Notwithstanding the setback and despite the Sajith-Mano-Rauff-Bathiudeen zoo, it is important to retain an alliance of the left, civil society and soft liberals; an “everybody is welcome” mobilisation. I know there are and always were “we alone can build the revolutionary party” sectarians in our midst; subduing them is another headache – cannon to left of us, cannon to right of us! This raises a point about leaderships and alliances. A global lesson of late 20-th and 21-st Century politics is that commitment to leaders and parties must be elastic, not set in stone. The LSSP, to which yours faithfully made a long-term commitment, had a useful shelf-life of 30 years from 1935 till 1965-66 when it succumbed to Sinhala racism. It needs good judgement to discern when to adjust alignment. While it is fickle to jump here and there like a jack-in-the-box, it is brain dead not to see when leaders are past their use-by date and to postpone fashioning new weapons fit for the day.

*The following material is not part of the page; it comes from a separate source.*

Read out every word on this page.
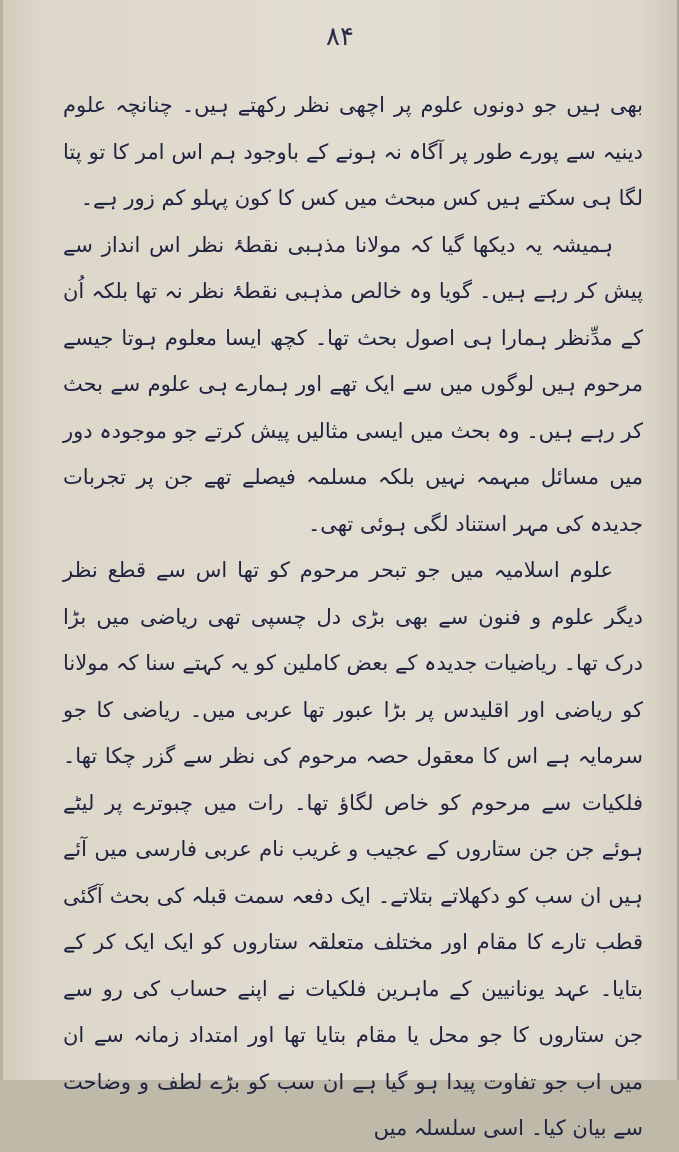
۸۴

بھی ہیں جو دونوں علوم پر اچھی نظر رکھتے ہیں۔ چنانچہ علوم دینیہ سے پورے طور پر آگاہ نہ ہونے کے باوجود ہم اس امر کا تو پتا لگا ہی سکتے ہیں کس مبحث میں کس کا کون پہلو کم زور ہے۔

ہمیشہ یہ دیکھا گیا کہ مولانا مذہبی نقطۂ نظر اس انداز سے پیش کر رہے ہیں۔ گویا وہ خالص مذہبی نقطۂ نظر نہ تھا بلکہ اُن کے مدِّنظر ہمارا ہی اصول بحث تھا۔ کچھ ایسا معلوم ہوتا جیسے مرحوم ہیں لوگوں میں سے ایک تھے اور ہمارے ہی علوم سے بحث کر رہے ہیں۔ وہ بحث میں ایسی مثالیں پیش کرتے جو موجودہ دور میں مسائل مبہمہ نہیں بلکہ مسلمہ فیصلے تھے جن پر تجربات جدیدہ کی مہر استناد لگی ہوئی تھی۔

علوم اسلامیہ میں جو تبحر مرحوم کو تھا اس سے قطع نظر دیگر علوم و فنون سے بھی بڑی دل چسپی تھی ریاضی میں بڑا درک تھا۔ ریاضیات جدیدہ کے بعض کاملین کو یہ کہتے سنا کہ مولانا کو ریاضی اور اقلیدس پر بڑا عبور تھا عربی میں۔ ریاضی کا جو سرمایہ ہے اس کا معقول حصہ مرحوم کی نظر سے گزر چکا تھا۔ فلکیات سے مرحوم کو خاص لگاؤ تھا۔ رات میں چبوترے پر لیٹے ہوئے جن جن ستاروں کے عجیب و غریب نام عربی فارسی میں آئے ہیں ان سب کو دکھلاتے بتلاتے۔ ایک دفعہ سمت قبلہ کی بحث آگئی قطب تارے کا مقام اور مختلف متعلقہ ستاروں کو ایک ایک کر کے بتایا۔ عہد یونانیین کے ماہرین فلکیات نے اپنے حساب کی رو سے جن ستاروں کا جو محل یا مقام بتایا تھا اور امتداد زمانہ سے ان میں اب جو تفاوت پیدا ہو گیا ہے ان سب کو بڑے لطف و وضاحت سے بیان کیا۔ اسی سلسلہ میں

Regarding alliances, again judgement matters. To take an example I cannot emphasise too much that the “Single-Issue, Common-Candidate”(SI-CC) motif that unified the alliance to win the 2015 presidency was dead right. It was imperative to defeat Mahinda Rajapaksa’s attempt at a third-term; that is focus on SI was strategically perfect. The tactic to unify large sections required CC. SI-CC was a success but history never stops. [The Great War to end all wars did not stall history nor freeze out a Second World War]. As the story went our CC was a crack-pot, but had we suspected it there was no way to reverse the Ranil-Chandrika surprise and change candidate. The yahapalana government elected in 2015 has been judged a failure though not as abysmal as made out – 19A was a step forward despite its jinxes; that’s why 20A is deemed essential by aficionados of dictatorship. SI-CC served its purpose, but alliances are tactical and it is time to move on.
And where have we arrived? Sadly, the skies over the land of my birth are overcast; prognosis is unhappy. The people themselves handed a near two-thirds majority to those now marinating dictatorship. But even in bad times life goes on. Lanka must fight on with the wisdom of Sun Tze (The Art of War): “If you know yourself and you know your enemy, you can win”. To know ourselves is to understand a perilous future. To make amends for the transgression that oafish woman has done the Bard let me end with a few lines (not in sequence) from Mark Anthony’s soliloquy over Caesar’s body just before that greatest ever sales-pitch he imposed on his friends, Romans and countrymen.
A curse shall light upon the limbs of men;
Domestic fury and fierce civil strife
Blood and destruction shall be so in use
That mothers shall but smile when they behold
Their infants quarter’d with the hands of war.
(Caesar’s ghost) will cry ‘Havoc,’ and let slip the dogs of war
That this foul deed shall smell above the earth
With carrion men groaning for burial.
(Act III, Scene 1)
Poetic exuberance? Perhaps, but the treachery of those elected in August to oppose dictatorship, but bowed down before it in October is so foul a deed that it “smells above the earth”.